Saban also criticized changes to the NCAA transfer portal, which, beginning in 2021, has enabled players to switch schools without having to sit out a year after the transfer. Saban said the portal makes it harder for coaches to maintain player loyalty.
Meanwhile, for years, coaches could leave programs abruptly for better-paying jobs regardless of promises made to their recruits or former players. Saban himself left Louisiana State to coach the NFL’s Miami Dolphins in 2004.
A system that exploits players
College football players are the primary labor force for the multibillion-dollar college sports industry. Given how much money they make for their universities, coaches and corporate sponsors – and the fact that a majority of them will not make it to the NFL – this is a period of their lives when they have a lot of earning power.
But unlike their coaches, who are compensated based on their market value, the players’ compensation – by way of scholarships – are artificially capped. Their earnings are limited to tuition, room and board, a meal plan, termed medical coverage and small stipends.

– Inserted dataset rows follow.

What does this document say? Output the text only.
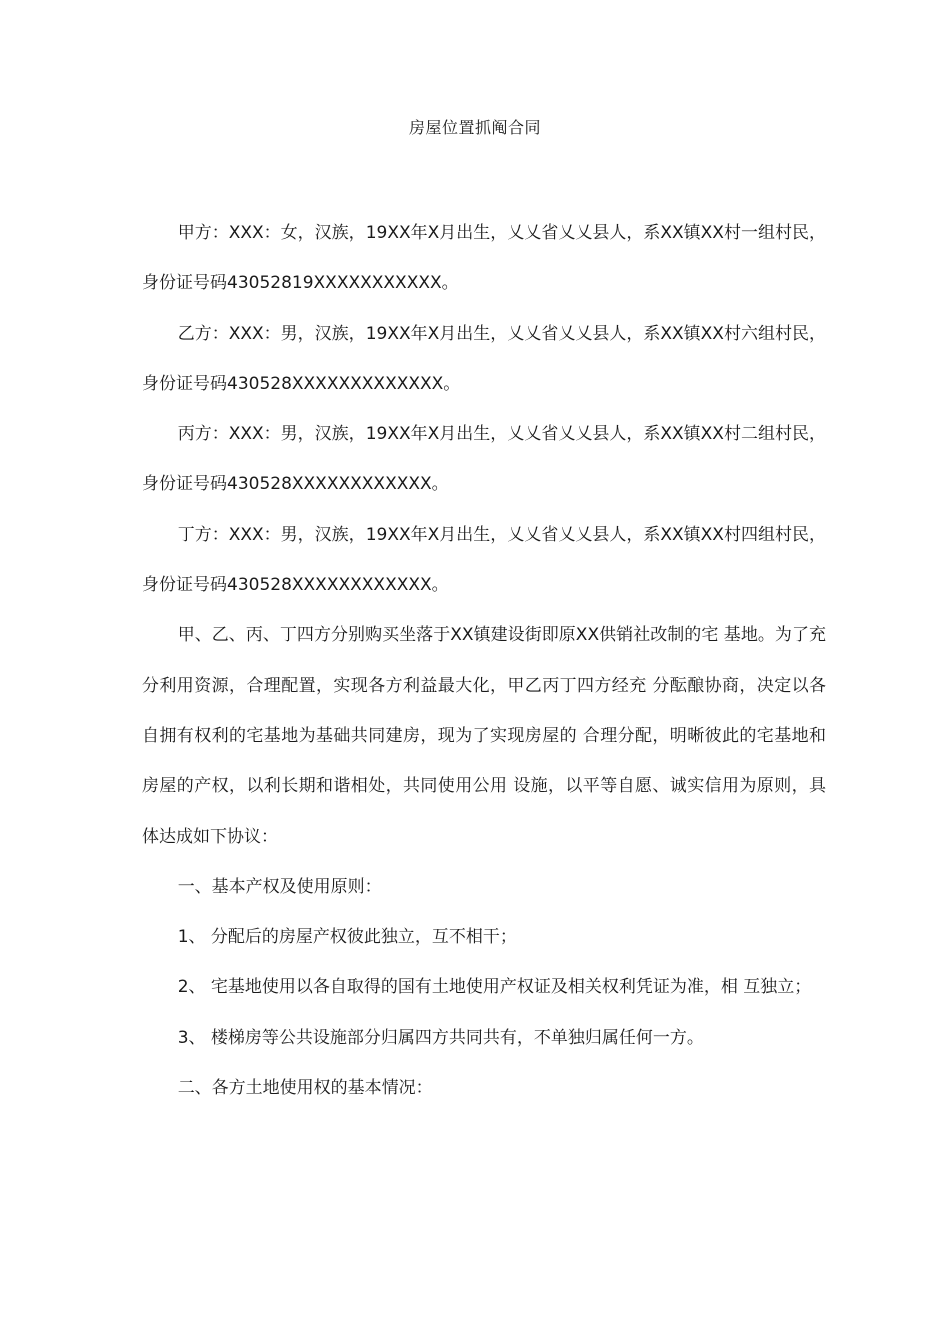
房屋位置抓阄合同

甲方：XXX：女，汉族，19XX年X月出生，乂乂省乂乂县人，系XX镇XX村一组村民，身份证号码43052819XXXXXXXXXXX。

乙方：XXX：男，汉族，19XX年X月出生，乂乂省乂乂县人，系XX镇XX村六组村民，身份证号码430528XXXXXXXXXXXXX。

丙方：XXX：男，汉族，19XX年X月出生，乂乂省乂乂县人，系XX镇XX村二组村民，身份证号码430528XXXXXXXXXXXX。

丁方：XXX：男，汉族，19XX年X月出生，乂乂省乂乂县人，系XX镇XX村四组村民，身份证号码430528XXXXXXXXXXXX。

甲、乙、丙、丁四方分别购买坐落于XX镇建设街即原XX供销社改制的宅 基地。为了充分利用资源，合理配置，实现各方利益最大化，甲乙丙丁四方经充 分酝酿协商，决定以各自拥有权利的宅基地为基础共同建房，现为了实现房屋的 合理分配，明晰彼此的宅基地和房屋的产权，以利长期和谐相处，共同使用公用 设施，以平等自愿、诚实信用为原则，具体达成如下协议：

一、基本产权及使用原则：

1、 分配后的房屋产权彼此独立，互不相干；

2、 宅基地使用以各自取得的国有土地使用产权证及相关权利凭证为准，相 互独立；

3、 楼梯房等公共设施部分归属四方共同共有，不单独归属任何一方。

二、各方土地使用权的基本情况：
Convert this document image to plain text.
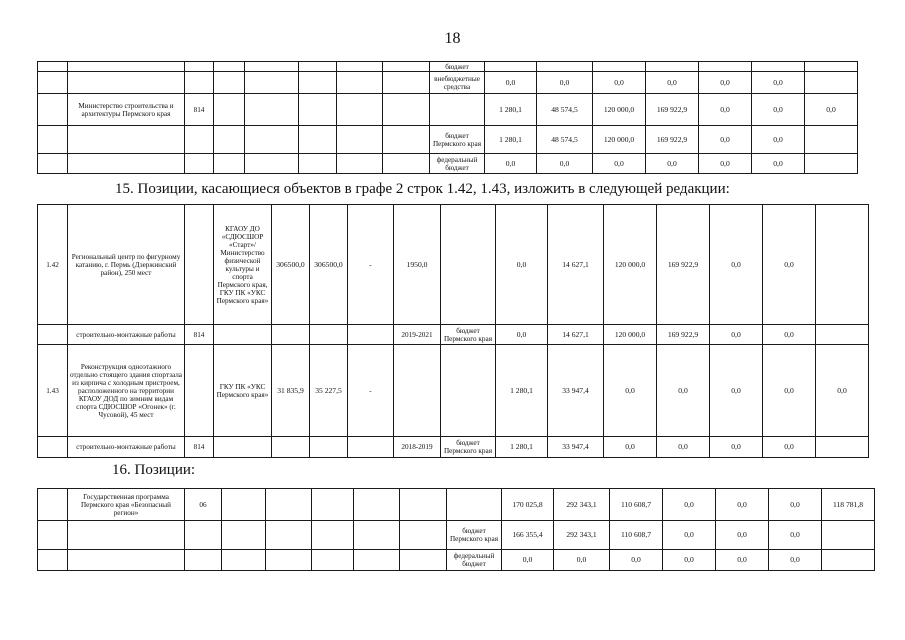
18
								бюджет							
								внебюджетные средства	0,0	0,0	0,0	0,0	0,0	0,0	
	Министерство строительства и архитектуры Пермского края	814							1 280,1	48 574,5	120 000,0	169 922,9	0,0	0,0	0,0
								бюджет Пермского края	1 280,1	48 574,5	120 000,0	169 922,9	0,0	0,0	
								федеральный бюджет	0,0	0,0	0,0	0,0	0,0	0,0	
15. Позиции, касающиеся объектов в графе 2 строк 1.42, 1.43, изложить в следующей редакции:
1.42	Региональный центр по фигурному катанию, г. Пермь (Дзержинский район), 250 мест		КГАОУ ДО «СДЮСШОР «Старт»/ Министерство физической культуры и спорта Пермского края, ГКУ ПК «УКС Пермского края»	306500,0	306500,0	-	1950,0		0,0	14 627,1	120 000,0	169 922,9	0,0	0,0	
	строительно-монтажные работы	814					2019-2021	бюджет Пермского края	0,0	14 627,1	120 000,0	169 922,9	0,0	0,0	
1.43	Реконструкция одноэтажного отдельно стоящего здания спортзала из кирпича с холодным пристроем, расположенного на территории КГАОУ ДОД по зимним видам спорта СДЮСШОР «Огонек» (г. Чусовой), 45 мест		ГКУ ПК «УКС Пермского края»	31 835,9	35 227,5	-			1 280,1	33 947,4	0,0	0,0	0,0	0,0	0,0
	строительно-монтажные работы	814					2018-2019	бюджет Пермского края	1 280,1	33 947,4	0,0	0,0	0,0	0,0	
16. Позиции:
	Государственная программа Пермского края «Безопасный регион»	06							170 025,8	292 343,1	110 608,7	0,0	0,0	0,0	118 781,8
								бюджет Пермского края	166 355,4	292 343,1	110 608,7	0,0	0,0	0,0	
								федеральный бюджет	0,0	0,0	0,0	0,0	0,0	0,0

This means athletes in Power 5 football and Division I men’s basketball are being denied full economic rights, or the opportunity to be paid market value for their labor.
Furthermore, scholarships are not guaranteed each year – a coach can deny an athlete’s scholarship from being renewed. The scholarship agreements also require players to attend practices and meetings, maintain academic eligibility, adhere to in-season and out-of-season coaching mandates, and perform in athletic competitions.
One study of Pac-12 athletes found that players spend on average 50 hours per week on athletics. In addition to attending practices, film sessions and competitions, they have to spend time on athletic training, travel and physical therapy treatments. Although the NCAA has a 20-hour-per-week maximum when it comes to required athletic activities, there are activities that are described as voluntary, even as noncompliance involves penalties.
Then there are injuries.
In a study of 300 college football players, Harvard professors found that one-third reported having had at least one concussion. Two-thirds reported having had one or more injuries of another type. This highlights the occupational hazard and long-term health risks associated with the sport.
A new golden era
In other words, the presumed epic era of coaching excellence that ESPN analysts believe Saban represents was also a period of exploitation and disempowerment for college athletes.
This highly exploitative system is contrary to the NCAA’s stated mission, which claims to value its athletes more than its staff or corporate partners.
And this exploitation has had glaring racial implications.
The Division I coaches, conferences, NCAA and corporate sponsors secured many millions of dollars for themselves while systematically depriving a largely Black college football labor force from earning their market value.
A new bill regarding NIL rights intends to provide federal guidelines for NIL parameters and establish an independent oversight group. Yet the authors of the legislation still seek to prevent college athletes from being classified as employees. Without employee and union status, the benefits that could be achieved through collective bargaining and create a more equitable playing field for college athletes will remain elusive.
Nick Saban will inevitably be inducted into the Hall of Fame. However, his retirement, I believe, does not symbolize the end of a golden era of coaching excellence. Rather, it marks a potential shift toward a true golden era of equitable big-time college sports, one that treats college athletes as deserving of their fair share of the revenues they generate.